Al voor De Sitter concludeerden Trist et al. (1963, p.xii) naar aanleiding van de socio-technische experimenten in de mijnen van Durham: ‘In mining, as in other industries, there is considerable resistance to recognizing that socio-psychological factors are in-built characteristics of work systems, rather than additional – and possibly optional features to do with human relations.’

De zinsnede ‘possibly optional’ is hier veelzeggend. Hiermee zetten Trist en collega’s zich af tegen het idee dat kwaliteit van de arbeid zou kunnen worden verbeterd door binnen het raamwerk van bestaande structuurkenmerken van een mechanistische organisatie alleen ‘te sleutelen’ aan de psyche.
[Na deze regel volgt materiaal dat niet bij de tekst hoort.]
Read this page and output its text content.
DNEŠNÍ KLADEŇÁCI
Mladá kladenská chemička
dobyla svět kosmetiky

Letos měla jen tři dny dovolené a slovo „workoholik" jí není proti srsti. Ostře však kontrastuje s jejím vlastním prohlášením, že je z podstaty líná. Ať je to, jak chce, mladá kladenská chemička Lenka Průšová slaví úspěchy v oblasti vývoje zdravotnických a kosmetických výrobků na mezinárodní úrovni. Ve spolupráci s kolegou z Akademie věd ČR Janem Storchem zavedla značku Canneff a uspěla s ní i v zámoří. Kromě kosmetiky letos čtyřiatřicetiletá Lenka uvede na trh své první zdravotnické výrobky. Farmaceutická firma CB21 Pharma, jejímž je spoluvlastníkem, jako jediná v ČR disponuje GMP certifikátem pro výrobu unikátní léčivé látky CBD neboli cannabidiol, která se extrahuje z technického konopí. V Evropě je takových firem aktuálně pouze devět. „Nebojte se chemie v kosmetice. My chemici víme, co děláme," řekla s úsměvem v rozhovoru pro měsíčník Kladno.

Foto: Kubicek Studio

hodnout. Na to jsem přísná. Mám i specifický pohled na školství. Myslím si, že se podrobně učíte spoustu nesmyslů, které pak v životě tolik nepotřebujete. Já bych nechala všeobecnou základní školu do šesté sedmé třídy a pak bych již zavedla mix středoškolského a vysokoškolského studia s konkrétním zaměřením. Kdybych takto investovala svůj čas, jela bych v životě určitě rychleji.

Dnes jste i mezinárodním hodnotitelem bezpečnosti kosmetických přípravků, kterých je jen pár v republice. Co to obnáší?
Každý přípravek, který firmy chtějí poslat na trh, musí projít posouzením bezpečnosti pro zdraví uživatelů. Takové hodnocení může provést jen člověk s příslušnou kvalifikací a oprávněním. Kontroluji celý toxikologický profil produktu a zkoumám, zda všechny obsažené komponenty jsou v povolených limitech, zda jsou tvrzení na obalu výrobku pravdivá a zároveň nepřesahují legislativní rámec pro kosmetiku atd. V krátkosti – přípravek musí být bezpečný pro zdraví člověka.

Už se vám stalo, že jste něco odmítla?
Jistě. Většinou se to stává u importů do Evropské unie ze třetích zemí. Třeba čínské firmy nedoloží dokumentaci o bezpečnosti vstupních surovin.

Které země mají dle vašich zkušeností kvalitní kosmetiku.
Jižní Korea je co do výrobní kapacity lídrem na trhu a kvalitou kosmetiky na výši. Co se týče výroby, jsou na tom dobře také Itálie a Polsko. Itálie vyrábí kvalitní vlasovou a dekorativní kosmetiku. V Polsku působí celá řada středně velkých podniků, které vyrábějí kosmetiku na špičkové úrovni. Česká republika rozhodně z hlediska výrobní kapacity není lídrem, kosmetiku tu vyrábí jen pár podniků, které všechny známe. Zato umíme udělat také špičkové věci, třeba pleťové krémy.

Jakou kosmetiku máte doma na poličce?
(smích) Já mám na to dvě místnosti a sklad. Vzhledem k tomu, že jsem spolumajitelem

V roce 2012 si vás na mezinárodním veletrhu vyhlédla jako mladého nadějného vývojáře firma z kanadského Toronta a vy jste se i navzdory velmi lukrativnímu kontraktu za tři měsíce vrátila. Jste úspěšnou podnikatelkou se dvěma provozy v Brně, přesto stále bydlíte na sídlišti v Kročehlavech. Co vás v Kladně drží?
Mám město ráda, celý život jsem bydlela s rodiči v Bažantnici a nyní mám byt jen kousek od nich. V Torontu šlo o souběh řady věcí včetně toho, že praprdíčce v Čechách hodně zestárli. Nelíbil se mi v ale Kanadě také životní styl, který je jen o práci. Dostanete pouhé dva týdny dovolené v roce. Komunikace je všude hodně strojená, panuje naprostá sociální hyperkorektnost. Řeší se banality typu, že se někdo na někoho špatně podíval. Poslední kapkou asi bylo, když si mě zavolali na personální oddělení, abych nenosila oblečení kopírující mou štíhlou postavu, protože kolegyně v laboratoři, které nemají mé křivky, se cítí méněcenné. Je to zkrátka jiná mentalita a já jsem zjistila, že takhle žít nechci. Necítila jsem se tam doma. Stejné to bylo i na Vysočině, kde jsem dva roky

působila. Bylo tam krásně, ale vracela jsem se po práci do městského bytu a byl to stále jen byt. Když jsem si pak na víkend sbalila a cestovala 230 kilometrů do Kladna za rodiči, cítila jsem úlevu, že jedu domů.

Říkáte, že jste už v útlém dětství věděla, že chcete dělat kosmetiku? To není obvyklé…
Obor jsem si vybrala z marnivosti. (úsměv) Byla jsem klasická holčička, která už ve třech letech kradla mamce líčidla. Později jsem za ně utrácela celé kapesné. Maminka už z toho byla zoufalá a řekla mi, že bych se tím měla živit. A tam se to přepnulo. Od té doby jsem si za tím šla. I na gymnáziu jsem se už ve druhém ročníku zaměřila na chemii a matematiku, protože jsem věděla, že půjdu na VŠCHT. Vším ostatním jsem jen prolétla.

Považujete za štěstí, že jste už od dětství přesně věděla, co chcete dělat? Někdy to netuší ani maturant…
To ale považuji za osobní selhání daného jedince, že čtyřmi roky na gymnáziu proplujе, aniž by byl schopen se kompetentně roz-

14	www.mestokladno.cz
Een organisatie die in alle denkbare opzichten uniform en gestandaardiseerd gedrag bij medewerkers afdwingt, wordt niet innovatiever door een cursus ‘innovatief denken’ aan te bieden. Dat wil niet zeggen dat ideeën omtrent ‘innovatief denken’ op zichzelf niet valide zouden zijn. Zonder oog voor de organisatiecontext waarin dit tot wasdom zou moeten komen, is vanuit socio-technisch perspectief een dergelijke focus evenwel onvoldoende. In het slechtste geval is een dergelijke focus niet meer dan een interventie ‘tegen beter weten in’.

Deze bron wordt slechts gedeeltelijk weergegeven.